In recent installments, we have discussed some of the legal and political issues surrounding the income tax. Upon reviewing these installments, there can be little doubt that the history of taxation in these United States is quite complex. Though the Congress has always had a power to tax, the precise scope of its taxing power has evolved in tandem with various social, economic and military events. The taxing power of the Congress was clarified a great deal by the sixteenth amendment – by way of this amendment, the Congress gained the power to tax income “from whatever source derived, without apportionment among the several States, and without regard to any census or enumeration.”

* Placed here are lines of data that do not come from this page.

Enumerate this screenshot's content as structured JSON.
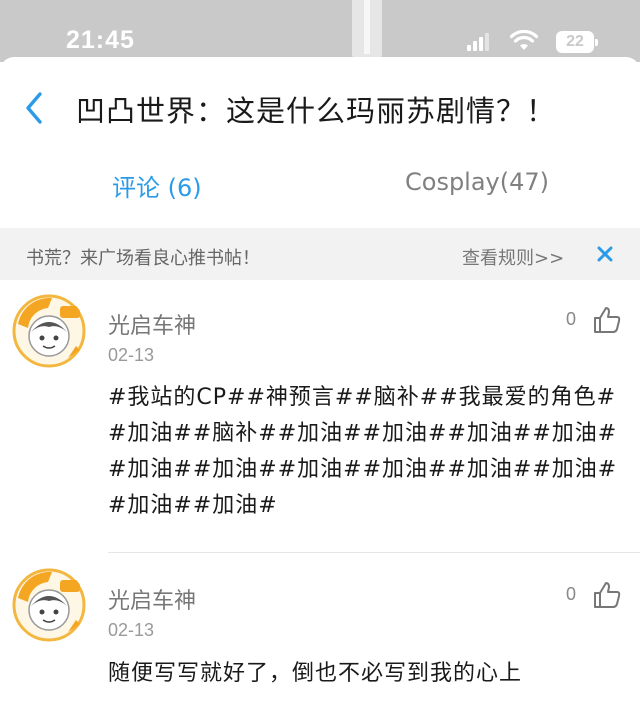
{
  "status_bar": {
    "time": "21:45",
    "battery": "22"
  },
  "header": {
    "title": "凹凸世界：这是什么玛丽苏剧情？！"
  },
  "tabs": [
    {
      "label": "评论 (6)",
      "active": true
    },
    {
      "label": "Cosplay(47)",
      "active": false
    }
  ],
  "notice": {
    "text": "书荒？来广场看良心推书帖！",
    "rules_link": "查看规则>>"
  },
  "comments": [
    {
      "username": "光启车神",
      "date": "02-13",
      "likes": "0",
      "body": "#我站的CP##神预言##脑补##我最爱的角色##加油##脑补##加油##加油##加油##加油##加油##加油##加油##加油##加油##加油##加油##加油#"
    },
    {
      "username": "光启车神",
      "date": "02-13",
      "likes": "0",
      "body": "随便写写就好了，倒也不必写到我的心上"
    }
  ],
  "colors": {
    "accent": "#2b9be8",
    "status_bar": "#c9c9c9",
    "notice_bg": "#f2f2f2"
  }
}
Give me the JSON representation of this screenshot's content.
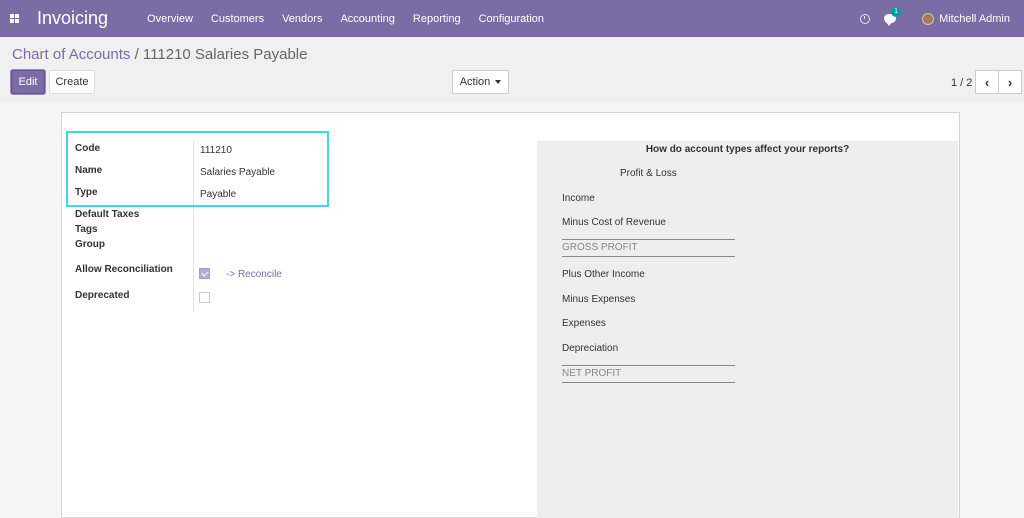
{
  "navbar": {
    "app_name": "Invoicing",
    "menu": [
      "Overview",
      "Customers",
      "Vendors",
      "Accounting",
      "Reporting",
      "Configuration"
    ],
    "chat_badge": "1",
    "user_name": "Mitchell Admin",
    "background_color": "#7c6ca6"
  },
  "breadcrumb": {
    "parent": "Chart of Accounts",
    "separator": "/",
    "current": "111210 Salaries Payable"
  },
  "buttons": {
    "edit": "Edit",
    "create": "Create",
    "action": "Action"
  },
  "pager": {
    "value": "1 / 2",
    "prev_icon": "chevron-left",
    "next_icon": "chevron-right"
  },
  "form": {
    "code_label": "Code",
    "code_value": "111210",
    "name_label": "Name",
    "name_value": "Salaries Payable",
    "type_label": "Type",
    "type_value": "Payable",
    "default_taxes_label": "Default Taxes",
    "tags_label": "Tags",
    "group_label": "Group",
    "allow_reconciliation_label": "Allow Reconciliation",
    "allow_reconciliation_checked": true,
    "reconcile_link": "-> Reconcile",
    "deprecated_label": "Deprecated",
    "deprecated_checked": false,
    "highlight_color": "#3ed8e8"
  },
  "help": {
    "title": "How do account types affect your reports?",
    "subtitle": "Profit & Loss",
    "income": "Income",
    "minus_cost": "Minus Cost of Revenue",
    "gross_profit": "GROSS PROFIT",
    "plus_other": "Plus Other Income",
    "minus_expenses": "Minus Expenses",
    "expenses": "Expenses",
    "depreciation": "Depreciation",
    "net_profit": "NET PROFIT"
  }
}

Before the sixteenth amendment, the Congress was limited in its ability to lay and collect “direct” taxes. Article 1, Section 2, Clause 3 of the U.S. Constitution states that direct taxes must be apportioned among the states according to their respective numbers; the rationale of this provision was to ensure that no state was disproportionately – and therefore unfairly – burdened by an oppressive tax system.
Every type of tax can be classified as being either a direct or indirect tax. Broadly speaking, a direct tax is one paid by the individual (or business entity) to the government; it is aimed specifically at the person who is paying the tax. By contrast, an indirect tax is one levied upon a transaction, it is not targeted to a specific individual. Sales tax, use tax and value added tax are all examples of indirect taxes. Historically, U.S. tax law regarded tax on labor (or wages) as an indirect tax.
Prior to the opinion made in Pollock v. Farmers’ Loan & Trust Co. (1895), tax on income derived from property (i.e. from real estate, stocks, bonds, etc.) was not considered a direct tax. The Pollock case overturned this consideration and ruled that such a tax was a type of direct tax and that therefore the income tax provision of the Wilson-Gorman act was unconstitutional. In effect, the Pollock decision made it essentially impossible for the government to impose a federal income tax without a constitutional amendment. The sixteenth amendment, which was ratified in 1913, was a direct response to the Pollock ruling: the politicians in the Congress came to understand the full implications of Pollock and so the sixteenth amendment simply did away with the longstanding requirements concerning direct taxes.
When viewed in proper historical context, the sixteenth amendment was a political act of truly monumental significance. Through this act, the dichotomy of direct and indirect taxes – a dichotomy which had shaped our system of taxation throughout our nation’s entire history – was suddenly made to have no meaning at all. Immediately subsequent to this act, the Revenue Act of 1913 was passed, and the progressive income tax system which we have come to know so well was implemented.